Whole-cube bootstrap versus group-specific bootstrap
Introduction
When calculating biodiversity indicators from a cube, we often want confidence intervals (CIs) using bootstrapping. In dubicube, bootstrapping can be done in two ways:
- Whole-cube bootstrapping: resampling all rows in the cube, regardless of grouping.
- Group-specific bootstrapping: resampling rows only within a group of interest (e.g., a species, year, or habitat).
The choice between these two methods directly affects how confidence intervals should be interpreted:
- Other indicators combine information across groups (e.g., community richness, turnover, or multi-species metrics). These require whole-cube bootstrapping to preserve correlations.
- Some indicators are calculated independently per group (e.g., species-specific or year-specific metrics). For these, group-specific bootstrapping is usually more appropriate.

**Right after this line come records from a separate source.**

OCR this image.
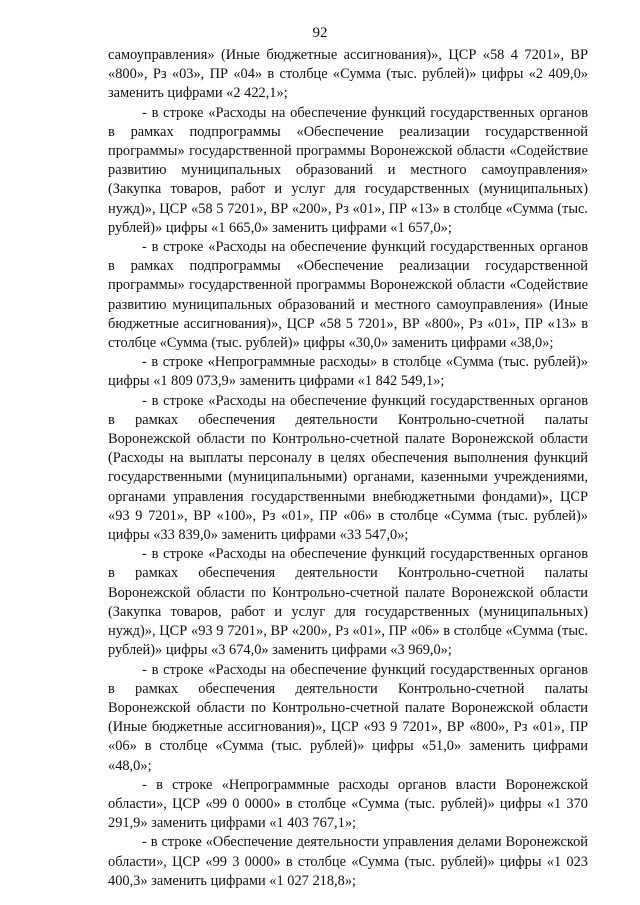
92

самоуправления» (Иные бюджетные ассигнования)», ЦСР «58 4 7201», ВР «800», Рз «03», ПР «04» в столбце «Сумма (тыс. рублей)» цифры «2 409,0» заменить цифрами «2 422,1»;

- в строке «Расходы на обеспечение функций государственных органов в рамках подпрограммы «Обеспечение реализации государственной программы» государственной программы Воронежской области «Содействие развитию муниципальных образований и местного самоуправления» (Закупка товаров, работ и услуг для государственных (муниципальных) нужд)», ЦСР «58 5 7201», ВР «200», Рз «01», ПР «13» в столбце «Сумма (тыс. рублей)» цифры «1 665,0» заменить цифрами «1 657,0»;

- в строке «Расходы на обеспечение функций государственных органов в рамках подпрограммы «Обеспечение реализации государственной программы» государственной программы Воронежской области «Содействие развитию муниципальных образований и местного самоуправления» (Иные бюджетные ассигнования)», ЦСР «58 5 7201», ВР «800», Рз «01», ПР «13» в столбце «Сумма (тыс. рублей)» цифры «30,0» заменить цифрами «38,0»;

- в строке «Непрограммные расходы» в столбце «Сумма (тыс. рублей)» цифры «1 809 073,9» заменить цифрами «1 842 549,1»;

- в строке «Расходы на обеспечение функций государственных органов в рамках обеспечения деятельности Контрольно-счетной палаты Воронежской области по Контрольно-счетной палате Воронежской области (Расходы на выплаты персоналу в целях обеспечения выполнения функций государственными (муниципальными) органами, казенными учреждениями, органами управления государственными внебюджетными фондами)», ЦСР «93 9 7201», ВР «100», Рз «01», ПР «06» в столбце «Сумма (тыс. рублей)» цифры «33 839,0» заменить цифрами «33 547,0»;

- в строке «Расходы на обеспечение функций государственных органов в рамках обеспечения деятельности Контрольно-счетной палаты Воронежской области по Контрольно-счетной палате Воронежской области (Закупка товаров, работ и услуг для государственных (муниципальных) нужд)», ЦСР «93 9 7201», ВР «200», Рз «01», ПР «06» в столбце «Сумма (тыс. рублей)» цифры «3 674,0» заменить цифрами «3 969,0»;

- в строке «Расходы на обеспечение функций государственных органов в рамках обеспечения деятельности Контрольно-счетной палаты Воронежской области по Контрольно-счетной палате Воронежской области (Иные бюджетные ассигнования)», ЦСР «93 9 7201», ВР «800», Рз «01», ПР «06» в столбце «Сумма (тыс. рублей)» цифры «51,0» заменить цифрами «48,0»;

- в строке «Непрограммные расходы органов власти Воронежской области», ЦСР «99 0 0000» в столбце «Сумма (тыс. рублей)» цифры «1 370 291,9» заменить цифрами «1 403 767,1»;

- в строке «Обеспечение деятельности управления делами Воронежской области», ЦСР «99 3 0000» в столбце «Сумма (тыс. рублей)» цифры «1 023 400,3» заменить цифрами «1 027 218,8»;
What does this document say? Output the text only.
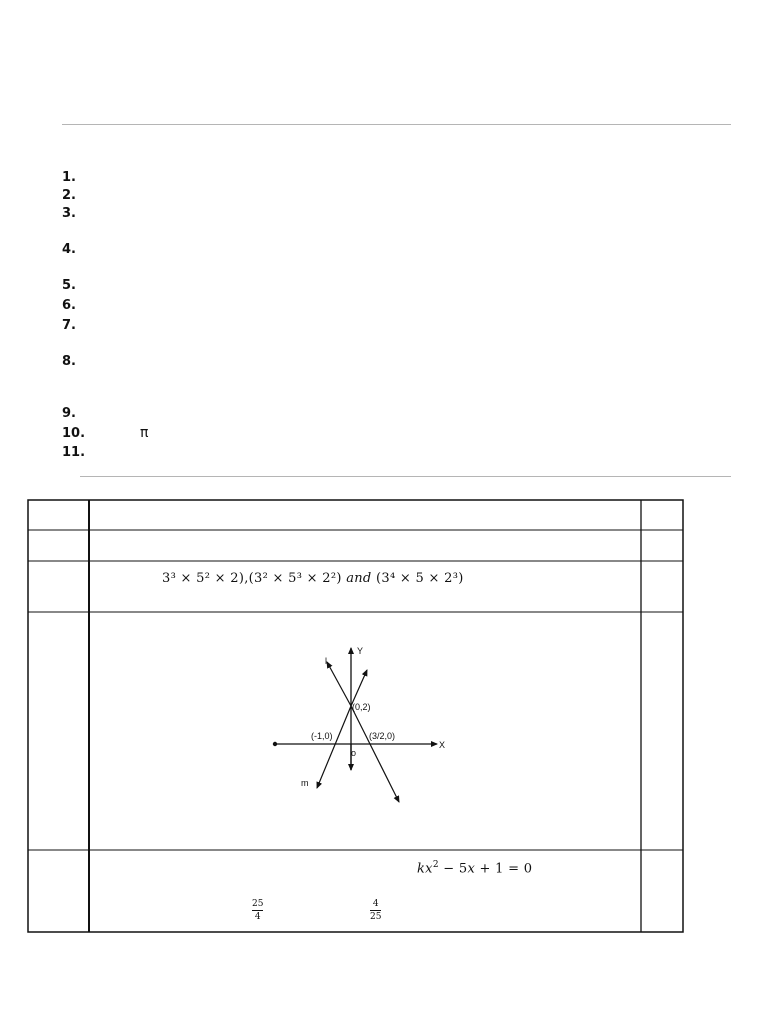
1.
2.
3.
4.
5.
6.
7.
8.
9.
10.
11.
π
3³ × 5² × 2),(3² × 5³ × 2²) and (3⁴ × 5 × 2³)
Y
X
o
l
m
(0,2)
(-1,0)	(3/2,0)
$kx^2 - 5x + 1 = 0$
25
4
4
25
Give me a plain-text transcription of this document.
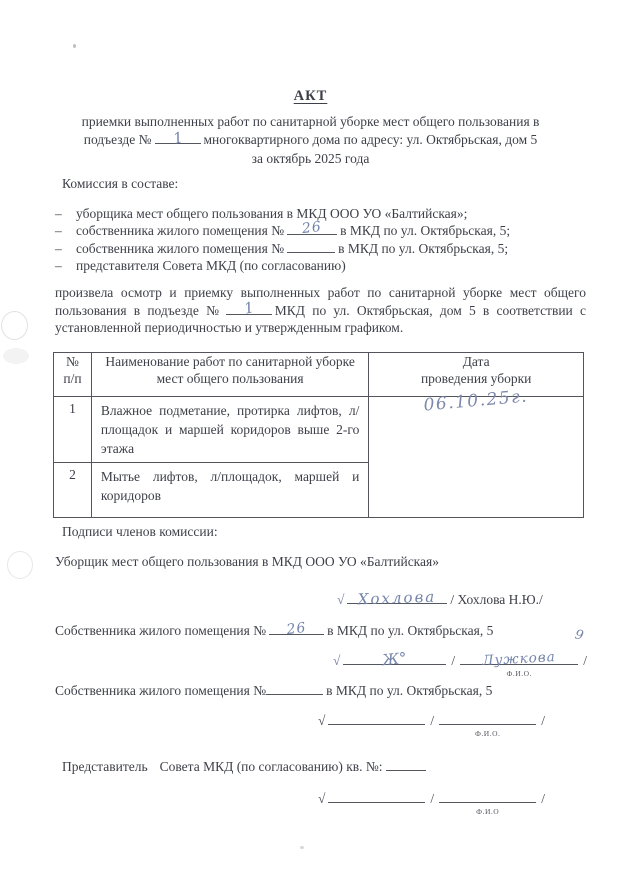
АКТ
приемки выполненных работ по санитарной уборке мест общего пользования в
подъезде №	1	многоквартирного дома по адресу: ул. Октябрьская, дом 5
за октябрь 2025 года
Комиссия в составе:
–	уборщика мест общего пользования в МКД ООО УО «Балтийская»;
–	собственника жилого помещения №	26	в МКД по ул. Октябрьская, 5;
–	собственника жилого помещения №	в МКД по ул. Октябрьская, 5;
–	представителя Совета МКД (по согласованию)
произвела осмотр и приемку выполненных работ по санитарной уборке мест общего пользования в подъезде №	1	МКД по ул. Октябрьская, дом 5 в соответствии с установленной периодичностью и утвержденным графиком.
№
п/п	Наименование работ по санитарной уборке мест общего пользования	Дата
проведения уборки
1	Влажное подметание, протирка лифтов, л/площадок и маршей коридоров выше 2-го этажа	06.10.25г.
2	Мытье лифтов, л/площадок, маршей и коридоров	
Подписи членов комиссии:
Уборщик мест общего пользования в МКД ООО УО «Балтийская»
√ Хохлова / Хохлова Н.Ю./
Собственника жилого помещения №	26	в МКД по ул. Октябрьская, 5	9
√	Ж°	/	Лужкова
Ф.И.О.
/
Собственника жилого помещения №	в МКД по ул. Октябрьская, 5
√	/
Ф.И.О.
/
Представитель Совета МКД (по согласованию) кв. №:
√	/
Ф.И.О
/
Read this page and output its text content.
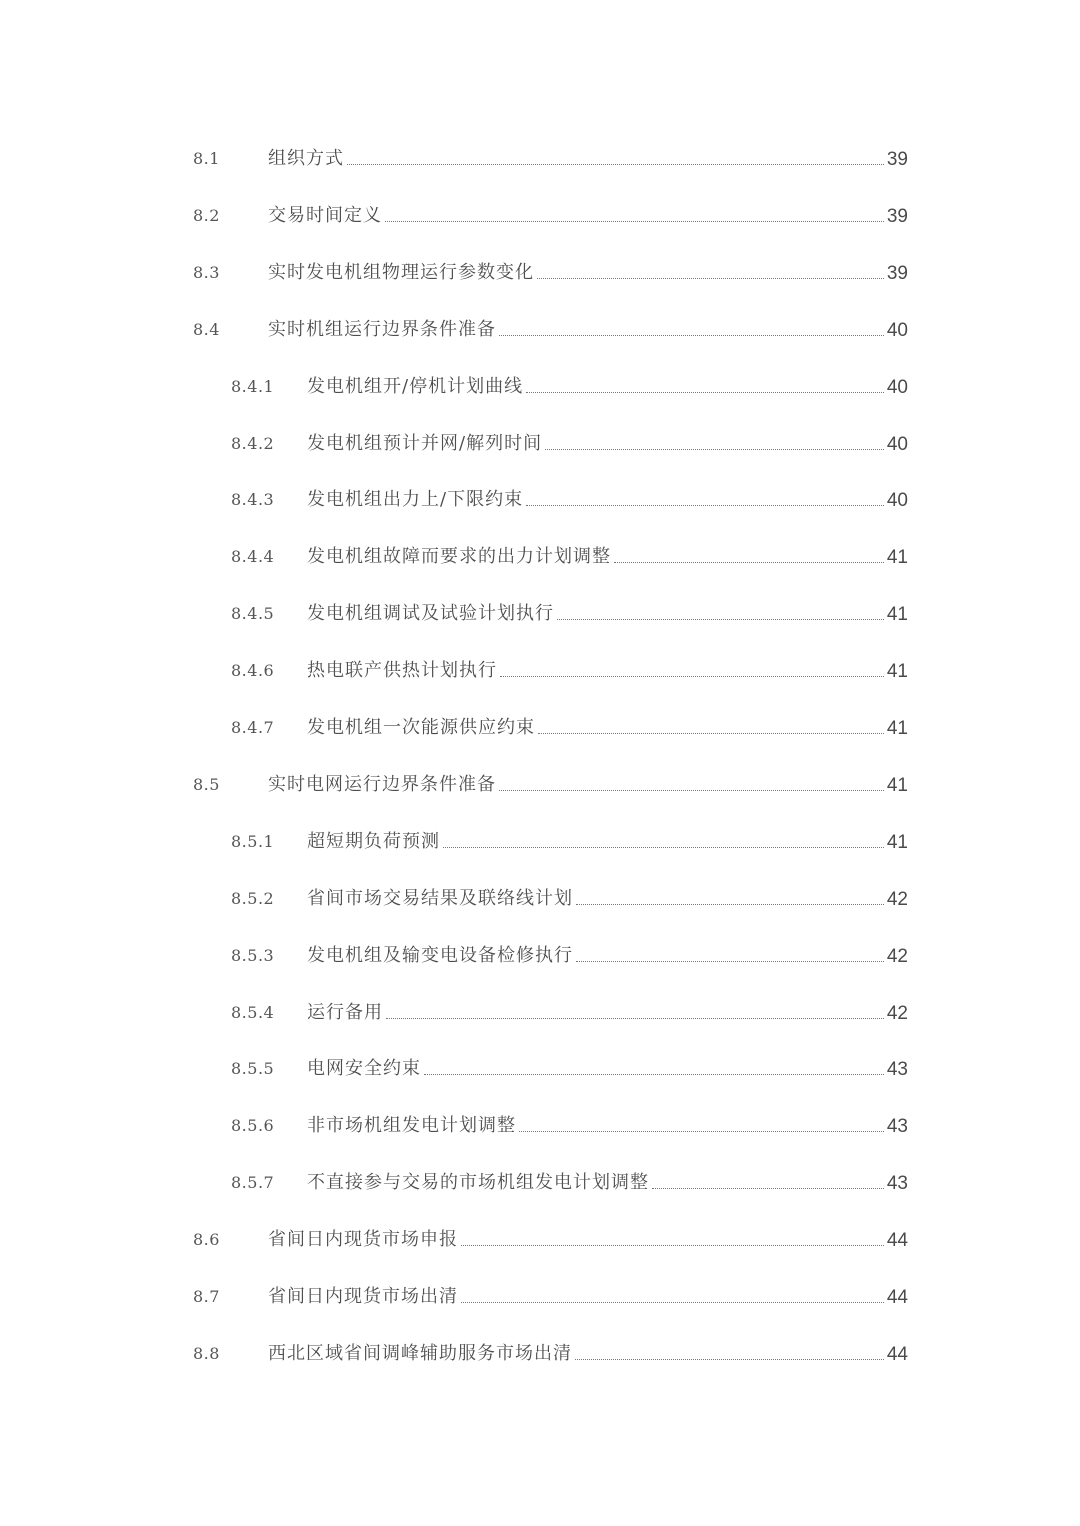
8.1	组织方式	39
8.2	交易时间定义	39
8.3	实时发电机组物理运行参数变化	39
8.4	实时机组运行边界条件准备	40
8.4.1 发电机组开/停机计划曲线	40
8.4.2 发电机组预计并网/解列时间	40
8.4.3 发电机组出力上/下限约束	40
8.4.4 发电机组故障而要求的出力计划调整	41
8.4.5 发电机组调试及试验计划执行	41
8.4.6 热电联产供热计划执行	41
8.4.7 发电机组一次能源供应约束	41
8.5	实时电网运行边界条件准备	41
8.5.1 超短期负荷预测	41
8.5.2 省间市场交易结果及联络线计划	42
8.5.3 发电机组及输变电设备检修执行	42
8.5.4 运行备用	42
8.5.5 电网安全约束	43
8.5.6 非市场机组发电计划调整	43
8.5.7 不直接参与交易的市场机组发电计划调整	43
8.6	省间日内现货市场申报	44
8.7	省间日内现货市场出清	44
8.8	西北区域省间调峰辅助服务市场出清	44
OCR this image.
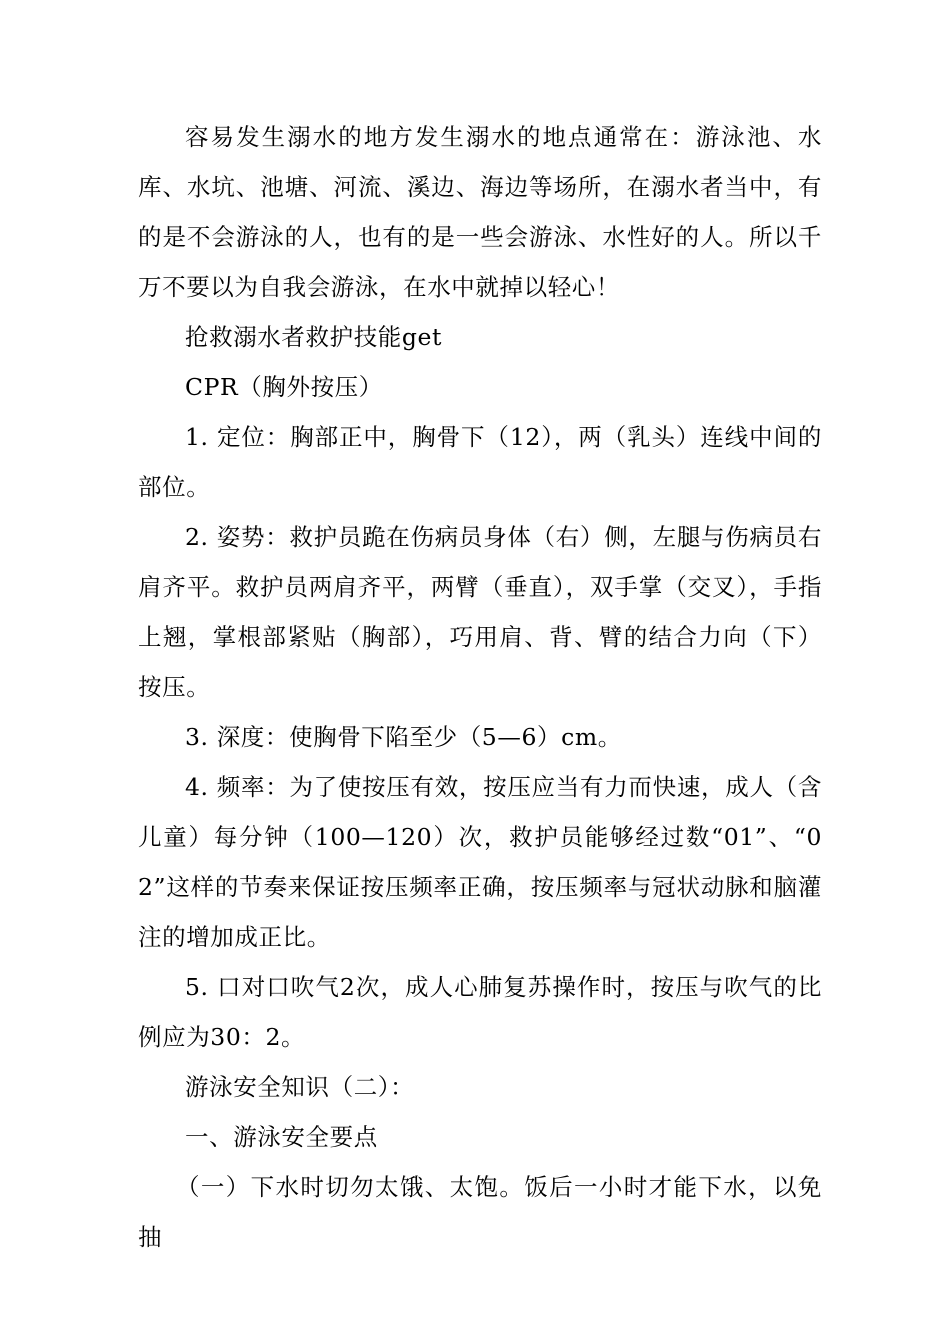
容易发生溺水的地方发生溺水的地点通常在：游泳池、水库、水坑、池塘、河流、溪边、海边等场所，在溺水者当中，有的是不会游泳的人，也有的是一些会游泳、水性好的人。所以千万不要以为自我会游泳，在水中就掉以轻心！

抢救溺水者救护技能get

CPR（胸外按压）

1. 定位：胸部正中，胸骨下（12），两（乳头）连线中间的部位。

2. 姿势：救护员跪在伤病员身体（右）侧，左腿与伤病员右肩齐平。救护员两肩齐平，两臂（垂直），双手掌（交叉），手指上翘，掌根部紧贴（胸部），巧用肩、背、臂的结合力向（下）按压。

3. 深度：使胸骨下陷至少（5—6）cm。

4. 频率：为了使按压有效，按压应当有力而快速，成人（含儿童）每分钟（100—120）次，救护员能够经过数“01”、“02”这样的节奏来保证按压频率正确，按压频率与冠状动脉和脑灌注的增加成正比。

5. 口对口吹气2次，成人心肺复苏操作时，按压与吹气的比例应为30：2。

游泳安全知识（二）：

一、游泳安全要点

（一）下水时切勿太饿、太饱。饭后一小时才能下水，以免抽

In this tutorial, we explain the differences, discuss the strengths and limitations of each method, and provide a worked example.
Methods
dubicube’s smart method
The smart option (method = "smart") is the default behaviour of the bootstrap_cube() function. With this option, dubicube automatically selects the most appropriate bootstrap strategy based on:
-
The scope of the indicator Whether indicator values for each group are independent (group-specific) or depend on the full dataset (whole-cube). This is inferred by comparing indicator values computed on progressively smaller subsets of the data.
-
The presence of a reference group If a reference group is specified (
ref_groupnotNA), bootstrapping via the boot package is disabled, because reference-based indicators require explicit resampling logic. -
The number of grouping variables If more than one grouping variable is supplied, bootstrapping via the boot package is never used, even when
ref_group = NA. In this case,method = "smart"always resolves to a non-boot method (group_specificorwhole_cube), because multi-dimensional grouping is not compatible with thebootdelegation used internally.
If no reference group is used and exactly one grouping variable is supplied, dubicube may delegate bootstrapping to the boot package for efficiency and robustness.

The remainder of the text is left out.